Fall foliage draws leaf peepers outdoors to glimpse the colors, and enthusiastic yard-tenders to the garden shed reaching for their rakes. Or worse, for their leaf blowers. The gas-powered lawn tools run on rudimentary, inefficient engines; the motors put only about 60% of the fuel you put in to work making wind, while the rest is emitted as aerosols. This medley of carbon monoxide, nitrous oxides, and hydrocarbons is 300 times more potent than what comes out of the tailpipe of a pickup truck.
Even if you are using a rake, you might want to slow your roll. Though many towns and states collect and pool lawn waste to turn into communal compost—the EPA estimates 22.3 million tons of yard trimmings meet this fate—some 10.5 million tons, including leaves, wind up in methane-spurting landfills each year. Yup, you can add obsessive leaf-clearing to the list of sins of the American lawn, right alongside all the water it sucks up and the native species it pushes out.
Everything that lives on your personal patch of turf—from the insects in the soil to the trees themselves—depends on nutrients in those dead leaves and the habitat they can create within the topsoil. Keeping that plant matter in the system is crucial to the nutrient cycle of your lawn’s microecosystem.
“The best practices for leaves are just like the best practices for water,” says Doug Tallamy, an ecologist at the University of Delaware and founder of Homegrown National Park, a group dedicated to restoring our yards’ natural ecosystems. “You want all the water that falls on your property to stay on your property, and you want all the leaves that fall on your property to stay on your property.”

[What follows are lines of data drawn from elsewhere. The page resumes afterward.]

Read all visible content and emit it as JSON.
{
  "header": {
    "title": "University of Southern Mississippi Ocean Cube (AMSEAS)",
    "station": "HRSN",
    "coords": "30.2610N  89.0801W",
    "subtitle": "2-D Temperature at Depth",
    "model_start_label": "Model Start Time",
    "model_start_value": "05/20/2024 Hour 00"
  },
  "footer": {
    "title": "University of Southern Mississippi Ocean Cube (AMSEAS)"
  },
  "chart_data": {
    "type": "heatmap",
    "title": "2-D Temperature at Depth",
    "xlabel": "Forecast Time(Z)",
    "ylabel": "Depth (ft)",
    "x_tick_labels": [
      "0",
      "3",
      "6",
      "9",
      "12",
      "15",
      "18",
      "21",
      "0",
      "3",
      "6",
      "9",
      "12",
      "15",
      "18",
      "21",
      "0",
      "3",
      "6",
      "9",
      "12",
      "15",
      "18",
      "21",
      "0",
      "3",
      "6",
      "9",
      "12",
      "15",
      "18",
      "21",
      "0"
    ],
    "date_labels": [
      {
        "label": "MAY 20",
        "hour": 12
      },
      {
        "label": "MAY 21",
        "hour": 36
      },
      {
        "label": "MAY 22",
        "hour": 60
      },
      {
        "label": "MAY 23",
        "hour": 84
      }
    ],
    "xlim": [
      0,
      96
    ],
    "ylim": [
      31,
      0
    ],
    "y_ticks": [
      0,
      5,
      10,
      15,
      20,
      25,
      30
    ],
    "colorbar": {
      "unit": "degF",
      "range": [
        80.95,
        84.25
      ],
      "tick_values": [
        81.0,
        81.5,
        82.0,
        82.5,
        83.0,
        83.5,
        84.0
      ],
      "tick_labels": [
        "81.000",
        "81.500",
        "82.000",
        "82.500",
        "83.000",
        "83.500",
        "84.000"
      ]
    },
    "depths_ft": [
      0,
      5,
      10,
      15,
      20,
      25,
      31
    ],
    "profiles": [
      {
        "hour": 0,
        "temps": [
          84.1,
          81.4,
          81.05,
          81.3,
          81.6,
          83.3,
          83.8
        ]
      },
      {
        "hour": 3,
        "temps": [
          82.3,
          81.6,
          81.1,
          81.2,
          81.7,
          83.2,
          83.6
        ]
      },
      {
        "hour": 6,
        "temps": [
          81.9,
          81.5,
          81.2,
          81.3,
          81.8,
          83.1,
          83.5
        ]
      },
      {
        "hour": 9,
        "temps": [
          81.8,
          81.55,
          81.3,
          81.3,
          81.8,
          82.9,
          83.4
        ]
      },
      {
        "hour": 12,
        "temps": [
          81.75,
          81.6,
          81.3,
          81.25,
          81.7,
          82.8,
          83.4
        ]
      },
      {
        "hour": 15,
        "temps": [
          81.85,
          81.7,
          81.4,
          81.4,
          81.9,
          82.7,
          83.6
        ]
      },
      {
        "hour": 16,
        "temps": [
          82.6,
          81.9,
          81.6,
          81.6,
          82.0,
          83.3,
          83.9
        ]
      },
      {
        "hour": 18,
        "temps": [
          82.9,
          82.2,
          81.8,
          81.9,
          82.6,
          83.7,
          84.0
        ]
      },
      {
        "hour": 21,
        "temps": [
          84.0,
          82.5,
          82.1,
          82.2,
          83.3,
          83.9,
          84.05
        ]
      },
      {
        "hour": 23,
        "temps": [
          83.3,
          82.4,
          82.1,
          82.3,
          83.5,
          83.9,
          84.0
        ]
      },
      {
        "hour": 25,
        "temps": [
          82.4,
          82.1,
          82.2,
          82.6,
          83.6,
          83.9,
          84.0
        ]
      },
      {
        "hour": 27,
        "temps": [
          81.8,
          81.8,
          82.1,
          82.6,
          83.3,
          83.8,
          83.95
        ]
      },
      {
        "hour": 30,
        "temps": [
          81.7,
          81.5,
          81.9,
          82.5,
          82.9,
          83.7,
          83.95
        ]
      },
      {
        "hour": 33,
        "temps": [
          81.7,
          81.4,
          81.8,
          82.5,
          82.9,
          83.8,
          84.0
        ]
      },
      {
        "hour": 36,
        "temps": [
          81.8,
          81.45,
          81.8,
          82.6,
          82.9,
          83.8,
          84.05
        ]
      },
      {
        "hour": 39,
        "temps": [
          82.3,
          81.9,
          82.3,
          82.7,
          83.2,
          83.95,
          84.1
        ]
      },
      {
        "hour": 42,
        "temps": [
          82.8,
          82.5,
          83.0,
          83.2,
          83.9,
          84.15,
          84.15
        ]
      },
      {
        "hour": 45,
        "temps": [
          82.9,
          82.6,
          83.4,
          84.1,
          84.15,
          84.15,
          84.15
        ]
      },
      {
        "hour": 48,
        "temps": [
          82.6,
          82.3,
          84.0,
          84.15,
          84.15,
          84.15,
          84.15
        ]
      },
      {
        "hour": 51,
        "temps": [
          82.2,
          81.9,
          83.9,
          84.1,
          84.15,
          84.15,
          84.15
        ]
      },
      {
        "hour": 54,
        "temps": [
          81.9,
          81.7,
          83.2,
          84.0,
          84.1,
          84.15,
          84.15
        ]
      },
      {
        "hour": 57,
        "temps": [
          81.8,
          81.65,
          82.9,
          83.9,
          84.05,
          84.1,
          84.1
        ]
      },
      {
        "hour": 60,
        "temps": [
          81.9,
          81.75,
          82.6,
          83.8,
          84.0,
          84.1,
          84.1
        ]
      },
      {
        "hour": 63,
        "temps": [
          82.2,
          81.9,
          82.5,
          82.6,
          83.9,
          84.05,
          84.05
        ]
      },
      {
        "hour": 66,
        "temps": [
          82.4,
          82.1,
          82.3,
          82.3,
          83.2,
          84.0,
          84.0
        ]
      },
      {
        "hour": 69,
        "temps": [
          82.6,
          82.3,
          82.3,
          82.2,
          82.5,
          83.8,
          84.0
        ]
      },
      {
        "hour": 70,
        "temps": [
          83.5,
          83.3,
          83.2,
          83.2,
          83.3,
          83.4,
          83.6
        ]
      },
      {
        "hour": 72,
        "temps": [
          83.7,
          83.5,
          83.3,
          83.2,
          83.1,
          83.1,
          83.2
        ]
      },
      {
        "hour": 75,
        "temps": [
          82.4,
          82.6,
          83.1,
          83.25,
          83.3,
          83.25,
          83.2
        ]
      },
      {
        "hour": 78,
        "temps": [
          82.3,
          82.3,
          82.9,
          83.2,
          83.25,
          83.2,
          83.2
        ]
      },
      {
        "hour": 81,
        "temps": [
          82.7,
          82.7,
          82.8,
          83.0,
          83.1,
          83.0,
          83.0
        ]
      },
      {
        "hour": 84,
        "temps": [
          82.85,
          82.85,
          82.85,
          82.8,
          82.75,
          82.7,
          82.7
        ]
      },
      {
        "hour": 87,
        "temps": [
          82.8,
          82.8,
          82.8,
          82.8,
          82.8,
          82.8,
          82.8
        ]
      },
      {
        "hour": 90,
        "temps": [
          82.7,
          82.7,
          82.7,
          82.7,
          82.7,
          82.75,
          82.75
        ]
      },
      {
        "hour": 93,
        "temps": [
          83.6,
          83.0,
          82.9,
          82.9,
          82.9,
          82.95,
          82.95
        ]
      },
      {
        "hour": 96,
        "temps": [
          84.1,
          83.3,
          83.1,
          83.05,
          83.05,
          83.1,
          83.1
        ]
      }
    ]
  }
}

But not everyone can just let tree detritus pile up on their grass. Even responsible people may feel compelled to succumb to pressure from nosy neighbors to rake, or they may be required to do so by an HOA. Even if that’s the case, there are still ways to practice responsible leaf removal, and there are levels to how this can work:
Good: Compost your leaves
If you need to remove the leaves entirely, pile them into a compost heap on your property (although some HOAs get bent out of shape about those, too). You can eventually spread the composted leaf litter, which is naturally rich in nutrients like phosphorus and nitrogen, around the yard as a replacement for mulch or fertilizer.
Better: Pile leaves in tree beds
Rake the leaves under your trees. As an added measure, consider increasing the size of your garden beds, especially those that are directly under those conifers. Why’s that? “If you remove [leaves] from your property, you’re starving all the plants,” Tallamy says, referring to substances like nitrogen, sulfur, and calcium that flora feast on. “We want to close the nutrient cycle. That means keep the leaves on your property, particularly under the trees that made them.”
Best: Leave the leaves
Let the leaves fall where they may. That litter scattered across the ground helps maintain soil moisture, provides winter homes for birds, bats, bees, and bugs, and harbors bacteria and fungi, which together help break leaves down into usable nutrients for trees and plants. “The leaves are creating a blanket over the soil community that maintains the soil humidity, because everything in the soil requires high humidity,” Tallamy says.